A HISTORY OF SCIENCE

“Their Rules and Notions concerning the Eclipses of the Sun are but weak and mean, which they dare not positively foretel, nor fix a certain time for them. They have likewise Opinions concerning the Earth peculiar to themselves, affirming it to resemble a Boat, and to be hollow, to prove which, and other things relating to the frame of the World, they abound in Arguments; but to give a particular Account of ’em, we conceive would be a thing foreign to our History. But this any Man may justly and truly say, That the Chaldeans far exceed all other Men in the Knowledge of Astrology, and have study’d it most of any other Art or Science: But the number of years during which the Chaldeans say, those of their Profession have given themselves to the study of this natural Philosophy, is incredible; for when Alexander was in Asia, they reckon’d up Four Hundred and Seventy Thousand Years since they first began to observe the Motions of the Stars.”
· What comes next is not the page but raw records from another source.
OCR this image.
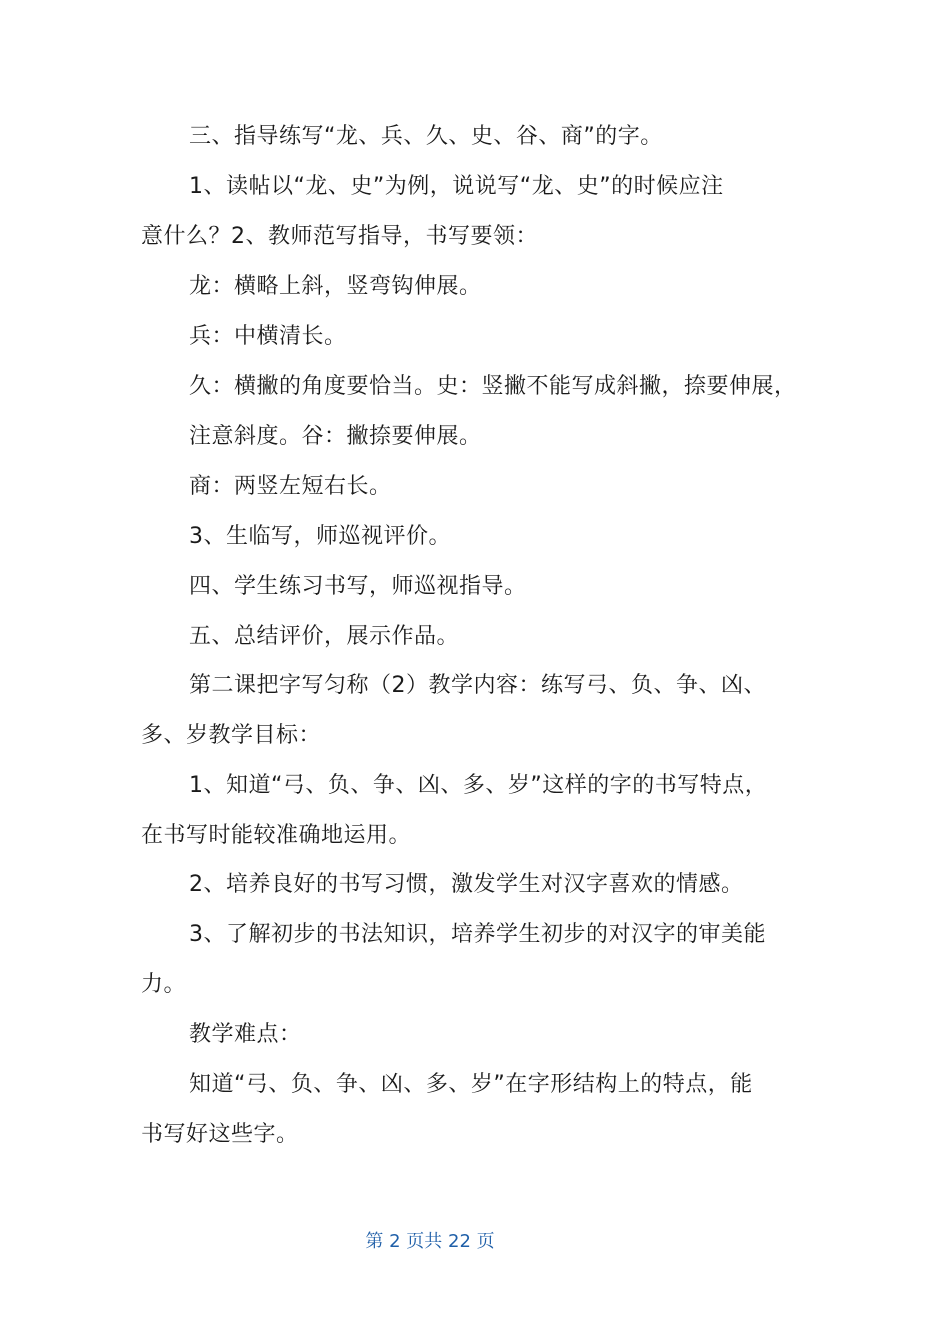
三、指导练写“龙、兵、久、史、谷、商”的字。
1、读帖以“龙、史”为例，说说写“龙、史”的时候应注
意什么？2、教师范写指导，书写要领：
龙：横略上斜，竖弯钩伸展。
兵：中横清长。
久：横撇的角度要恰当。史：竖撇不能写成斜撇，捺要伸展，
注意斜度。谷：撇捺要伸展。
商：两竖左短右长。
3、生临写，师巡视评价。
四、学生练习书写，师巡视指导。
五、总结评价，展示作品。
第二课把字写匀称（2）教学内容：练写弓、负、争、凶、
多、岁教学目标：
1、知道“弓、负、争、凶、多、岁”这样的字的书写特点，
在书写时能较准确地运用。
2、培养良好的书写习惯，激发学生对汉字喜欢的情感。
3、了解初步的书法知识，培养学生初步的对汉字的审美能
力。
教学难点：
知道“弓、负、争、凶、多、岁”在字形结构上的特点，能
书写好这些字。
第 2 页共 22 页
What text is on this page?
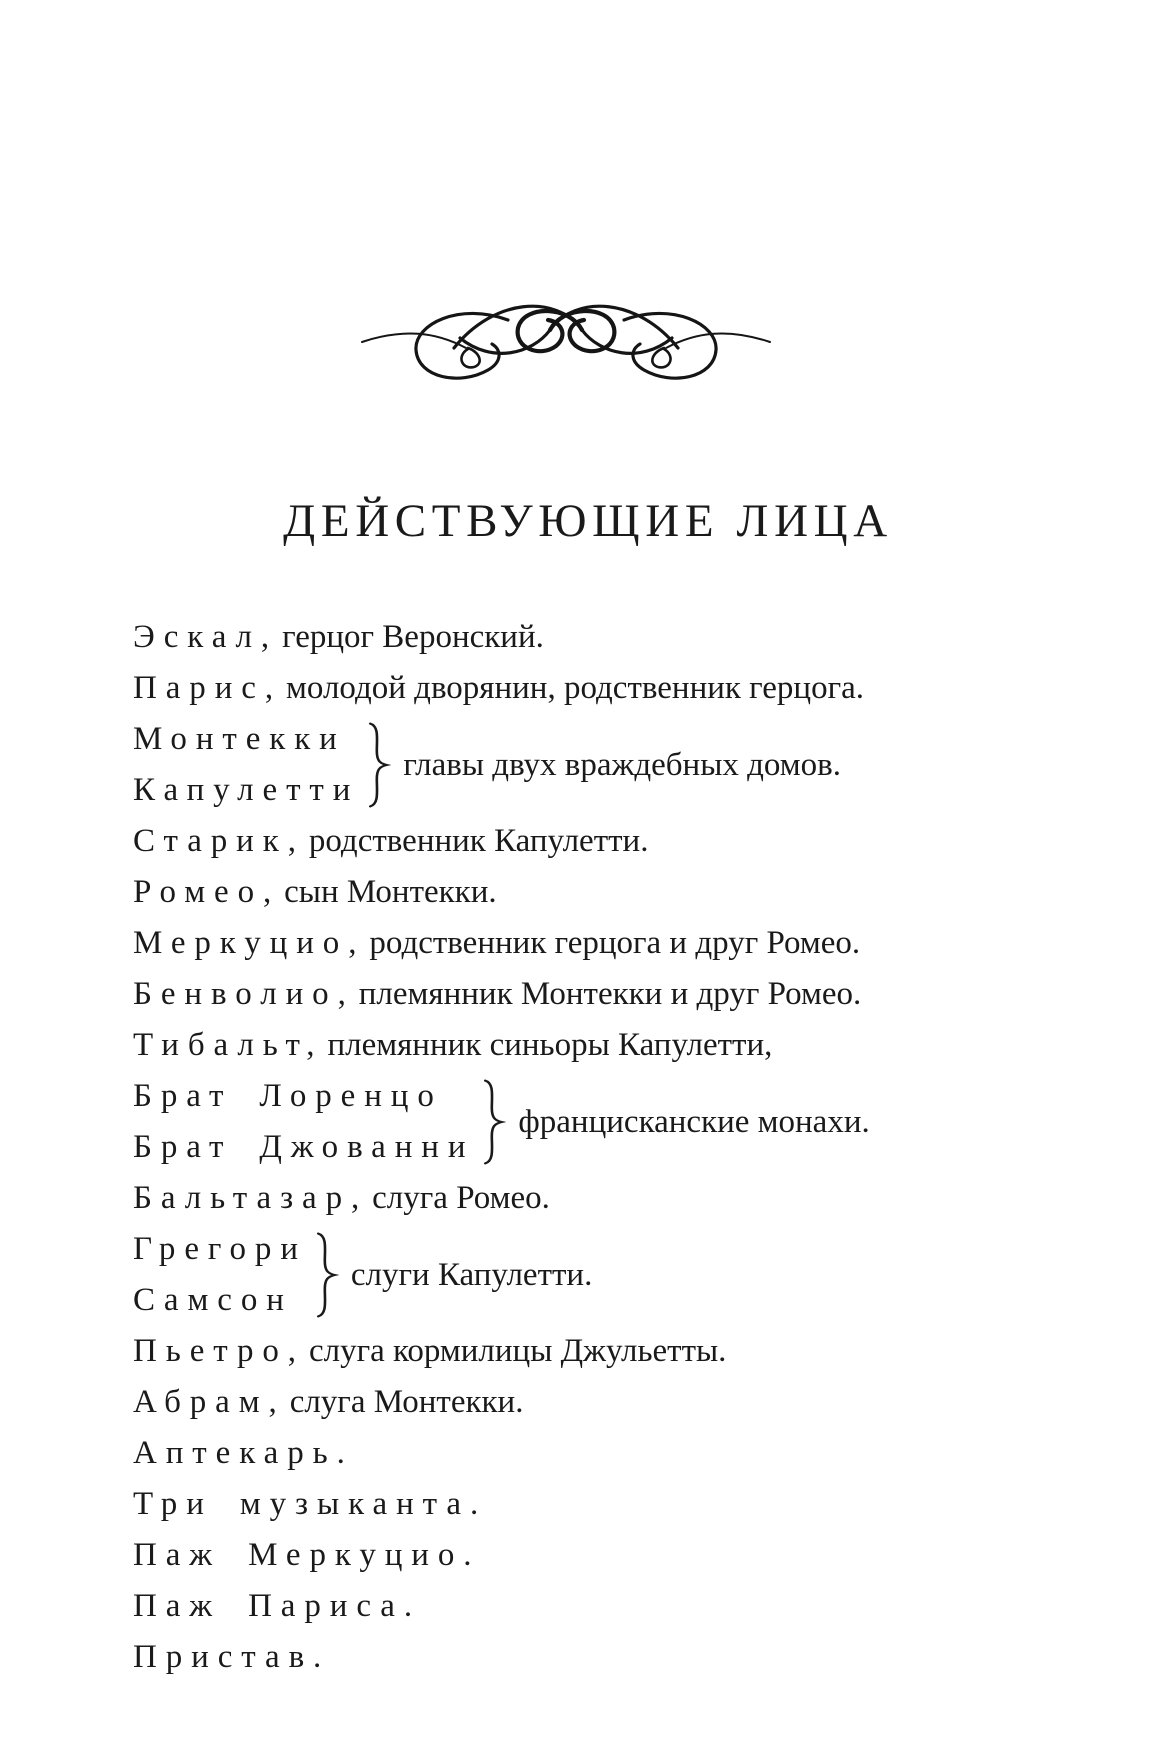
ДЕЙСТВУЮЩИЕ ЛИЦА
Эскал, герцог Веронский.
Парис, молодой дворянин, родственник герцога.
Монтекки
Капулетти
главы двух враждебных домов.
Старик, родственник Капулетти.
Ромео, сын Монтекки.
Меркуцио, родственник герцога и друг Ромео.
Бенволио, племянник Монтекки и друг Ромео.
Тибальт, племянник синьоры Капулетти,
Брат Лоренцо
Брат Джованни
францисканские монахи.
Бальтазар, слуга Ромео.
Грегори
Самсон
слуги Капулетти.
Пьетро, слуга кормилицы Джульетты.
Абрам, слуга Монтекки.
Аптекарь.
Три музыканта.
Паж Меркуцио.
Паж Париса.
Пристав.
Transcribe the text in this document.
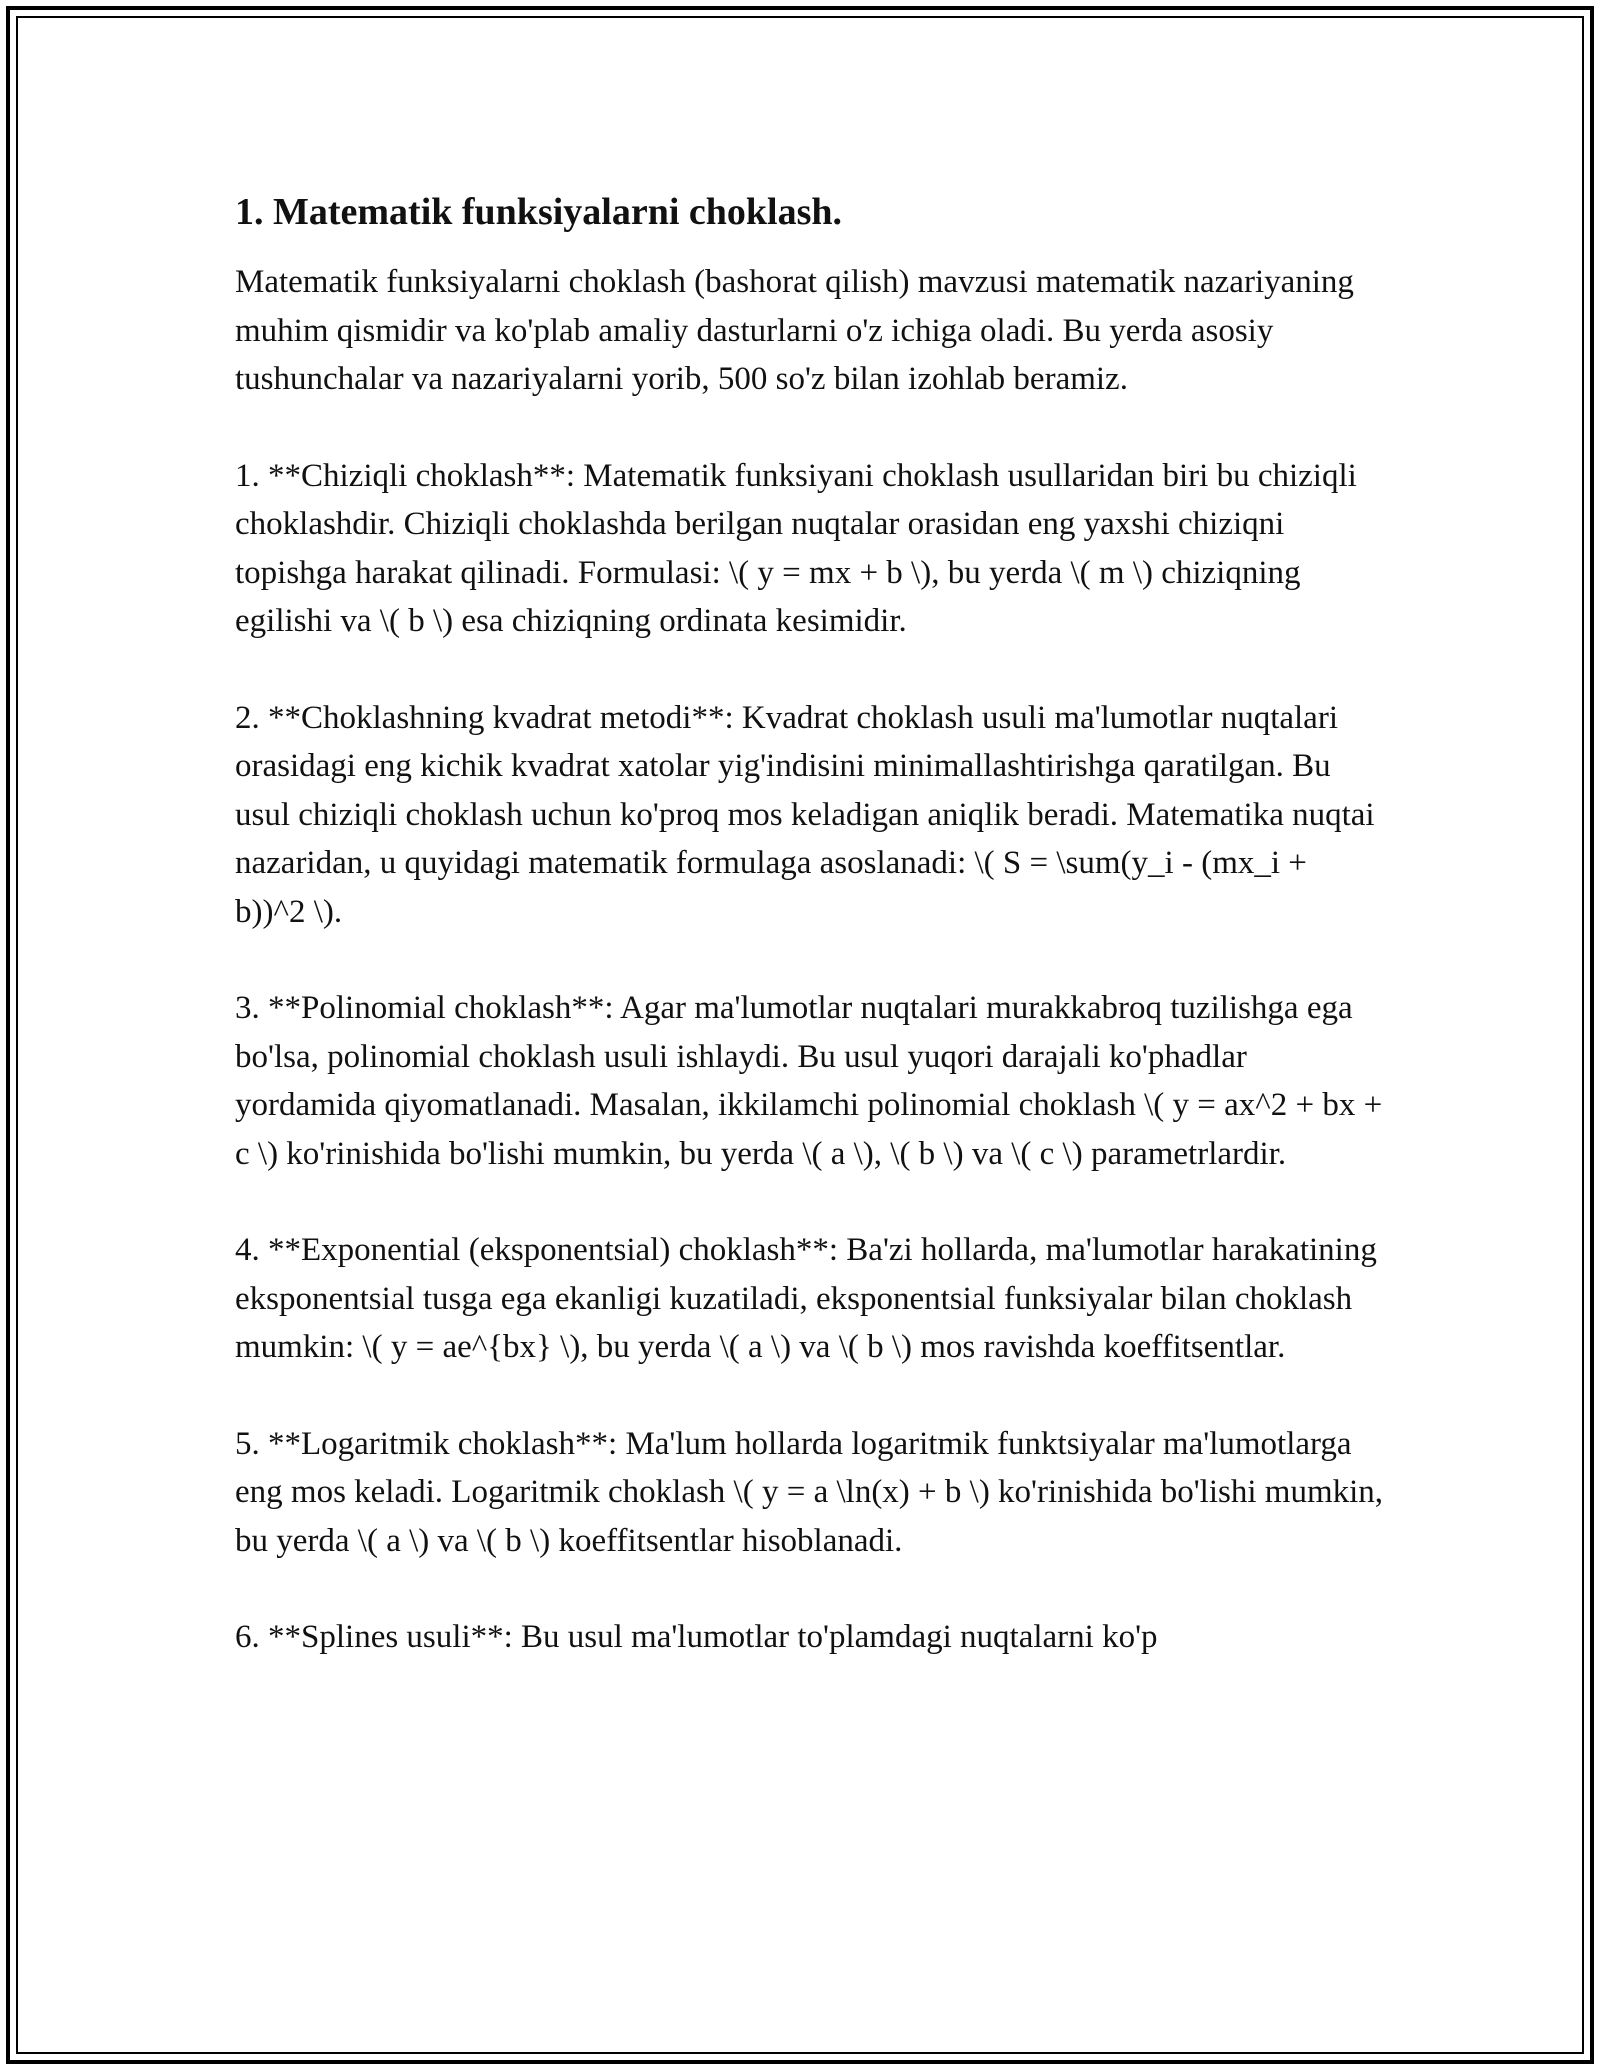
1. Matematik funksiyalarni choklash.

Matematik funksiyalarni choklash (bashorat qilish) mavzusi matematik nazariyaning muhim qismidir va ko'plab amaliy dasturlarni o'z ichiga oladi. Bu yerda asosiy tushunchalar va nazariyalarni yorib, 500 so'z bilan izohlab beramiz.

1. **Chiziqli choklash**: Matematik funksiyani choklash usullaridan biri bu chiziqli choklashdir. Chiziqli choklashda berilgan nuqtalar orasidan eng yaxshi chiziqni topishga harakat qilinadi. Formulasi: \( y = mx + b \), bu yerda \( m \) chiziqning egilishi va \( b \) esa chiziqning ordinata kesimidir.

2. **Choklashning kvadrat metodi**: Kvadrat choklash usuli ma'lumotlar nuqtalari orasidagi eng kichik kvadrat xatolar yig'indisini minimallashtirishga qaratilgan. Bu usul chiziqli choklash uchun ko'proq mos keladigan aniqlik beradi. Matematika nuqtai nazaridan, u quyidagi matematik formulaga asoslanadi: \( S = \sum(y_i - (mx_i + b))^2 \).

3. **Polinomial choklash**: Agar ma'lumotlar nuqtalari murakkabroq tuzilishga ega bo'lsa, polinomial choklash usuli ishlaydi. Bu usul yuqori darajali ko'phadlar yordamida qiyomatlanadi. Masalan, ikkilamchi polinomial choklash \( y = ax^2 + bx + c \) ko'rinishida bo'lishi mumkin, bu yerda \( a \), \( b \) va \( c \) parametrlardir.

4. **Exponential (eksponentsial) choklash**: Ba'zi hollarda, ma'lumotlar harakatining eksponentsial tusga ega ekanligi kuzatiladi, eksponentsial funksiyalar bilan choklash mumkin: \( y = ae^{bx} \), bu yerda \( a \) va \( b \) mos ravishda koeffitsentlar.

5. **Logaritmik choklash**: Ma'lum hollarda logaritmik funktsiyalar ma'lumotlarga eng mos keladi. Logaritmik choklash \( y = a \ln(x) + b \) ko'rinishida bo'lishi mumkin, bu yerda \( a \) va \( b \) koeffitsentlar hisoblanadi.

6. **Splines usuli**: Bu usul ma'lumotlar to'plamdagi nuqtalarni ko'p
Let us now supplement this estimate of Babylonian influence with another estimate written in our own day, and quoted by one of the most recent historians of Babylonia and Assyria.[24] The estimate in question is that of Canon Rawlinson in his Great Oriental Monarchies.[25] Of Babylonia he says:

“Hers was apparently the genius which excogitated an alphabet; worked out the simpler problems of arithmetic; invented implements for measuring the lapse of time; conceived the idea of raising enormous structures with the poorest of all materials, clay; discovered the art of polishing, boring, and engraving gems; reproduced with truthfulness the outlines of human and animal forms; attained to high perfection in textile fabrics; studied with success the motions of the heavenly bodies; conceived of grammar as a science; elaborated a system of law; saw the value of an exact chronology–in almost every branch of science made a beginning, thus rendering it comparatively easy for other nations to proceed with the superstructure…. It was from the East, not from Egypt, that Greece derived her architecture, her sculpture, her science, her philosophy, her mathematical knowledge–in a word, her intellectual life. And Babylon was the source to which the entire stream of Eastern

civilization may be traced. It is scarcely too much to say that, but for Babylon, real civilization might not yet have dawned upon the earth.”

Considering that a period of almost two thousand years separates the times of writing of these two estimates, the estimates themselves are singularly in unison. They show that the greatest of Oriental nations has not suffered in reputation at the hands of posterity. It is indeed almost impossible to contemplate the monuments of Babylonian and Assyrian civilization that are now preserved in the European and American museums without becoming enthusiastic. That certainly was a wonderful civilization which has left us the tablets on which are inscribed the laws of a Khamurabi on the one hand, and the art treasures of the palace of an Asshurbanipal on the other. Yet a candid consideration of the scientific attainments of the Babylonians and Assyrians can scarcely arouse us to a like enthusiasm. In considering the subject we have seen that, so far as pure science is concerned, the efforts of the Babylonians and Assyrians chiefly centred about the subjects of astrology and magic. With the records of their ghost-haunted science fresh in mind, one might be forgiven for a momentary desire to take issue with Canon Rawlinson’s words. We are assured that the scientific attainments of Europe are almost solely to be credited to Babylonia and not to Egypt, but we should not forget that Plato, the greatest of the Greek thinkers, went to Egypt and not to Babylonia to pursue his studies when he wished to penetrate the secrets of Oriental science and philosophy. Clearly, then, classical Greece did not consider Babylonia as having a monopoly of scientific knowledge, and we of to-day, when we attempt to weigh the new evidence that has come to us in recent generations with the Babylonian records themselves, find that some, at least, of the heritages for which Babylonia has been praised are of more than doubtful value.

Babylonia, for example, gave us our seven-day week and our system of computing by twelves. But surely the world could have got on as well without that magic number seven; and after some hundreds of generations we are coming to feel that the decimal system of the Egyptians has advantages over the duodecimal system of the Babylonians. Again, the Babylonians did not invent the alphabet; they did not even accept it when all the rest of the world had recognized its value. In grammar and arithmetic, as with astronomy, they seemed not to have advanced greatly, if at all, upon the Egyptians. One field in which they stand out in startling pre- eminence is the field of astrology; but this, in the estimate of modern thought, is the very negation of science.